Entonces, ¿a quién habrá de responsabilizar el hombre por todas esas
aflicciones, sino a sí mismo? El hombre, pues, en un gran número de
casos es el causante de sus propios infortunios.
Sin embargo, sabemos que existen males que ocurren sin que nosotros, los
hombres, tengamos una culpa directa. Son dolores que se originan en
actos practicados en otras existencias y que debido a los abusos,
perjudicaron el periespíritu, como por ejemplo, la pérdida de los seres
queridos y la de quienes son el soporte de la familia. También los
accidentes que ninguna previsión hubiera podido impedir. Los reveses de
la fortuna, que frustran todas las precauciones que son aconsejadas por
la prudencia. Los flagelos naturales, las enfermedades de nacimiento,
sobre todo las que quitan a tantos infelices los medios de ganarse la
vida por el trabajo personal, como las deformidades, la idiotez, el
cretinismo, etc. Quienes nacen en estas condiciones, seguramente no han
hecho nada en la existencia actual para merecer, sin compensación, tan
triste suerte que no podían evitar.
No queda la menor duda de que lo que hoy somos es el producto de las
experiencias vividas en el pasado. No hay sufrimiento sin una razón y la
“Ley de Causa y Efecto”, o de “Acción y Reacción” rige nuestro destino,
porque, si bien somos libres en la siembra, seremos esclavos de la
cosecha, condicionándonos la reencarnación.
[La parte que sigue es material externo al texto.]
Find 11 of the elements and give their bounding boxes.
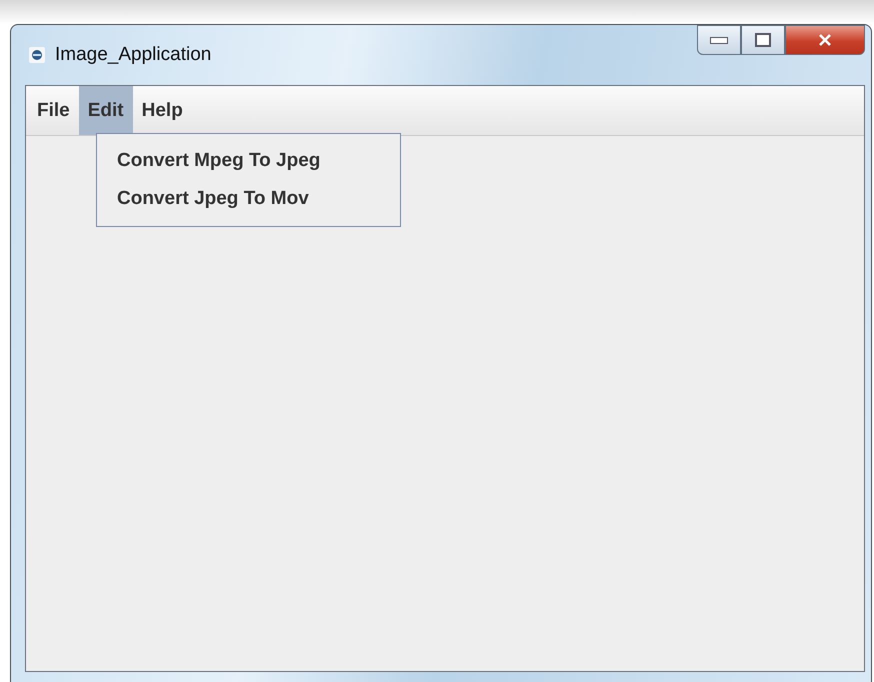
menu-option[interactable]: Convert Jpeg To Mov (97, 180, 400, 218)
menu-item[interactable]: File (28, 86, 79, 135)
window-title: Image_Application (55, 44, 212, 66)
menu-item[interactable]: Help (132, 86, 192, 135)
maximize-button[interactable] (741, 25, 785, 55)
menu-item[interactable]: Edit (78, 86, 133, 135)
menu-option[interactable]: Convert Mpeg To Jpeg (97, 142, 400, 180)
close-icon (818, 34, 832, 46)
minimize-button[interactable] (697, 25, 741, 55)
close-button[interactable] (785, 25, 865, 55)
app-icon (29, 47, 45, 63)
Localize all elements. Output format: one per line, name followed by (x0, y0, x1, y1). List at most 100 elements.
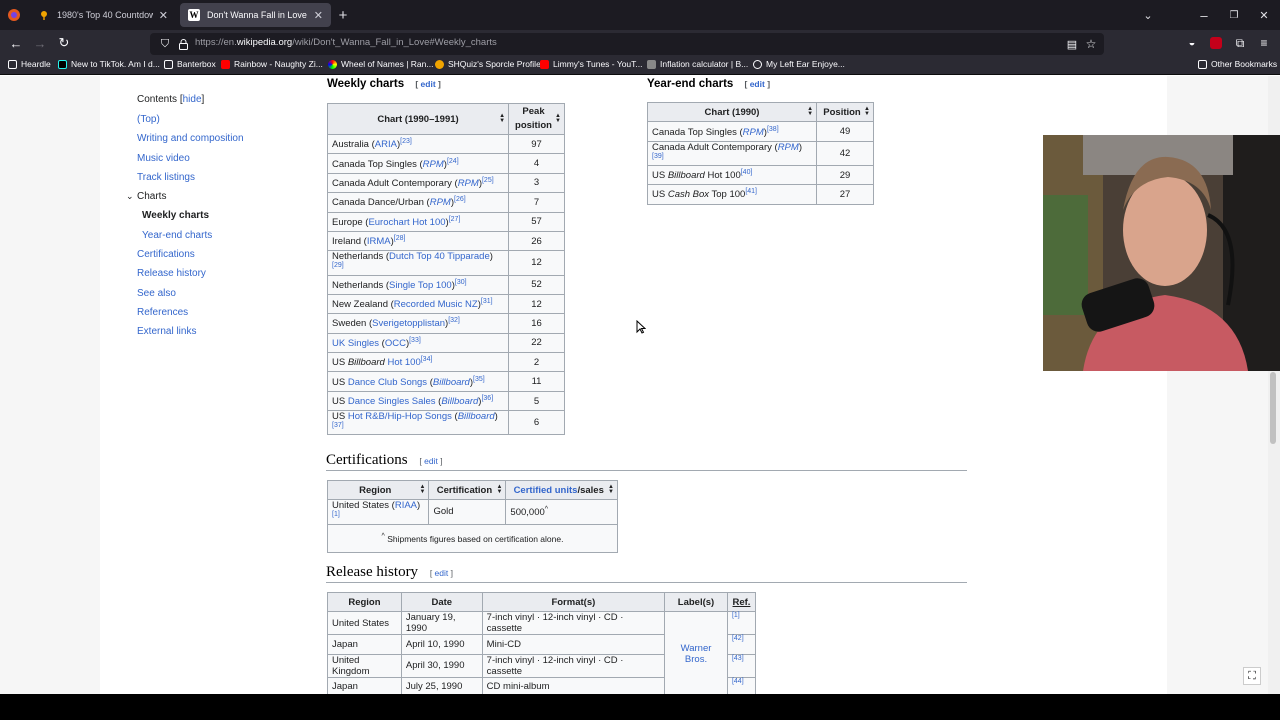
certified-units-link[interactable]: Certified units (514, 485, 578, 496)
sort-arrows-icon[interactable]: ▲ ▼ (496, 484, 502, 495)
column-header-chart[interactable]: Chart (1990) ▲ ▼ (646, 101, 818, 123)
sort-arrows-icon[interactable]: ▲ ▼ (555, 113, 561, 124)
billboard-link[interactable]: Billboard (433, 377, 470, 388)
citation[interactable]: [31] (481, 298, 493, 305)
riaa-link[interactable]: RIAA (395, 500, 417, 511)
billboard-link[interactable]: Billboard (441, 396, 478, 407)
close-window-icon[interactable]: ✕ (1256, 6, 1272, 24)
citation[interactable]: [43] (732, 655, 744, 662)
toc-item-release-history[interactable]: Release history (137, 268, 206, 279)
citation[interactable]: [1] (332, 511, 340, 518)
hamburger-menu-icon[interactable]: ≡ (1255, 34, 1273, 52)
bookmark-tiktok[interactable]: New to TikTok. Am I d... (58, 59, 160, 69)
tab-list-chevron-icon[interactable]: ⌄ (1140, 6, 1156, 24)
reader-view-icon[interactable]: ▤ (1063, 35, 1081, 53)
back-arrow-icon[interactable]: ← (7, 34, 25, 52)
citation[interactable]: [42] (732, 635, 744, 642)
lock-icon[interactable] (174, 35, 192, 53)
citation[interactable]: [30] (455, 279, 467, 286)
citation[interactable]: [28] (394, 235, 406, 242)
edit-link[interactable]: edit (750, 79, 765, 89)
sort-arrows-icon[interactable]: ▲ ▼ (864, 106, 870, 117)
column-header-ref[interactable]: Ref. (726, 591, 757, 613)
citation[interactable]: [26] (454, 196, 466, 203)
bookmark-heardle[interactable]: Heardle (8, 59, 51, 69)
scrollbar-thumb[interactable] (1270, 372, 1276, 444)
bookmark-wheel[interactable]: Wheel of Names | Ran... (328, 59, 433, 69)
bookmark-sporcle[interactable]: SHQuiz's Sporcle Profile (435, 59, 541, 69)
chart-link[interactable]: IRMA (367, 236, 391, 247)
sort-arrows-icon[interactable]: ▲ ▼ (608, 484, 614, 495)
toc-collapse-chevron-icon[interactable]: ⌄ (126, 191, 134, 202)
toc-item-references[interactable]: References (137, 307, 188, 318)
toc-item-top[interactable]: (Top) (137, 114, 160, 125)
bookmark-rainbow[interactable]: Rainbow - Naughty Zi... (221, 59, 323, 69)
toc-item-track-listings[interactable]: Track listings (137, 172, 195, 183)
chart-link[interactable]: RPM (423, 159, 444, 170)
chart-link[interactable]: Dance Singles Sales (348, 396, 436, 407)
sort-arrows-icon[interactable]: ▲ ▼ (499, 113, 505, 124)
new-tab-icon[interactable]: + (335, 6, 351, 24)
column-header-certification[interactable]: Certification ▲ ▼ (428, 479, 507, 501)
column-header-peak[interactable]: Peak position ▲ ▼ (508, 103, 565, 135)
bookmark-banterbox[interactable]: Banterbox (164, 59, 216, 69)
chart-link[interactable]: Single Top 100 (389, 280, 452, 291)
toc-item-year-end-charts[interactable]: Year-end charts (142, 230, 212, 241)
bookmark-limmy[interactable]: Limmy's Tunes - YouT... (540, 59, 643, 69)
citation[interactable]: [32] (448, 317, 460, 324)
restore-icon[interactable]: ❐ (1226, 6, 1242, 24)
column-header-region[interactable]: Region (327, 591, 402, 613)
toc-item-certifications[interactable]: Certifications (137, 249, 195, 260)
pocket-icon[interactable]: ◒ (1183, 34, 1201, 52)
chart-link[interactable]: Recorded Music NZ (394, 299, 478, 310)
shield-icon[interactable]: ⛉ (156, 35, 174, 53)
sort-arrows-icon[interactable]: ▲ ▼ (807, 106, 813, 117)
column-header-formats[interactable]: Format(s) (481, 591, 666, 613)
citation[interactable]: [41] (745, 188, 757, 195)
citation[interactable]: [39] (652, 153, 664, 160)
tab-countdown[interactable]: 1980's Top 40 Countdown (clip ✕ (30, 3, 176, 27)
billboard-link[interactable]: Billboard (458, 411, 495, 422)
column-header-position[interactable]: Position ▲ ▼ (816, 101, 874, 123)
edit-link[interactable]: edit (424, 456, 438, 466)
chart-text[interactable]: Hot 100 (385, 357, 420, 368)
bookmark-star-icon[interactable]: ☆ (1082, 35, 1100, 53)
rpm-link[interactable]: RPM (743, 127, 764, 138)
toc-item-external-links[interactable]: External links (137, 326, 196, 337)
citation[interactable]: [33] (409, 337, 421, 344)
close-tab-icon[interactable]: ✕ (159, 9, 168, 22)
column-header-labels[interactable]: Label(s) (664, 591, 728, 613)
citation[interactable]: [24] (447, 158, 459, 165)
toc-item-charts[interactable]: Charts (137, 191, 166, 202)
chart-link[interactable]: UK Singles (332, 338, 379, 349)
minimize-icon[interactable]: – (1196, 6, 1212, 24)
url-text[interactable]: https://en.wikipedia.org/wiki/Don't_Wann… (195, 37, 497, 48)
citation[interactable]: [1] (732, 612, 740, 619)
bookmark-left-ear[interactable]: My Left Ear Enjoye... (753, 59, 845, 69)
citation[interactable]: [40] (741, 169, 753, 176)
column-header-chart[interactable]: Chart (1990–1991) ▲ ▼ (326, 103, 510, 135)
extension-red-icon[interactable] (1207, 34, 1225, 52)
chart-link[interactable]: ARIA (375, 139, 397, 150)
chart-link[interactable]: Billboard (348, 357, 385, 368)
citation[interactable]: [36] (481, 395, 493, 402)
chart-link[interactable]: Dutch Top 40 Tipparade (389, 251, 490, 262)
chart-link[interactable]: Sverigetopplistan (372, 319, 445, 330)
chart-link[interactable]: RPM (458, 178, 479, 189)
toc-item-see-also[interactable]: See also (137, 288, 176, 299)
bookmark-inflation[interactable]: Inflation calculator | B... (647, 59, 748, 69)
forward-arrow-icon[interactable]: → (31, 34, 49, 52)
toc-item-music-video[interactable]: Music video (137, 153, 190, 164)
citation[interactable]: [35] (473, 376, 485, 383)
label-link[interactable]: Warner Bros. (664, 611, 728, 694)
address-bar[interactable]: ⛉ https://en.wikipedia.org/wiki/Don't_Wa… (150, 33, 1104, 55)
citation[interactable]: [44] (732, 678, 744, 685)
reload-icon[interactable]: ↻ (55, 34, 73, 52)
citation[interactable]: [38] (767, 126, 779, 133)
fullscreen-icon[interactable]: ⛶ (1243, 667, 1261, 685)
bookmark-other[interactable]: Other Bookmarks (1198, 59, 1277, 69)
tab-wikipedia[interactable]: W Don't Wanna Fall in Love - Wiki ✕ (180, 3, 331, 27)
citation[interactable]: [34] (421, 356, 433, 363)
citation[interactable]: [25] (482, 177, 494, 184)
citation[interactable]: [29] (332, 262, 344, 269)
Dios nos concede por el libre albedrío, la responsabilidad de practicar
el bien o el mal. No obstante, a partir del momento en que decidimos que
hacer, ésta acción genera una reacción característica que vendrá más
tarde, marcando nuestra nueva experiencia de vida. Así se explica, por
la pluralidad de existencias y por el destino de la Tierra, como mundo
expiatorio, las anomalías que muestran la distribución de la dicha y la
desventura entre los buenos y malos, en este planeta.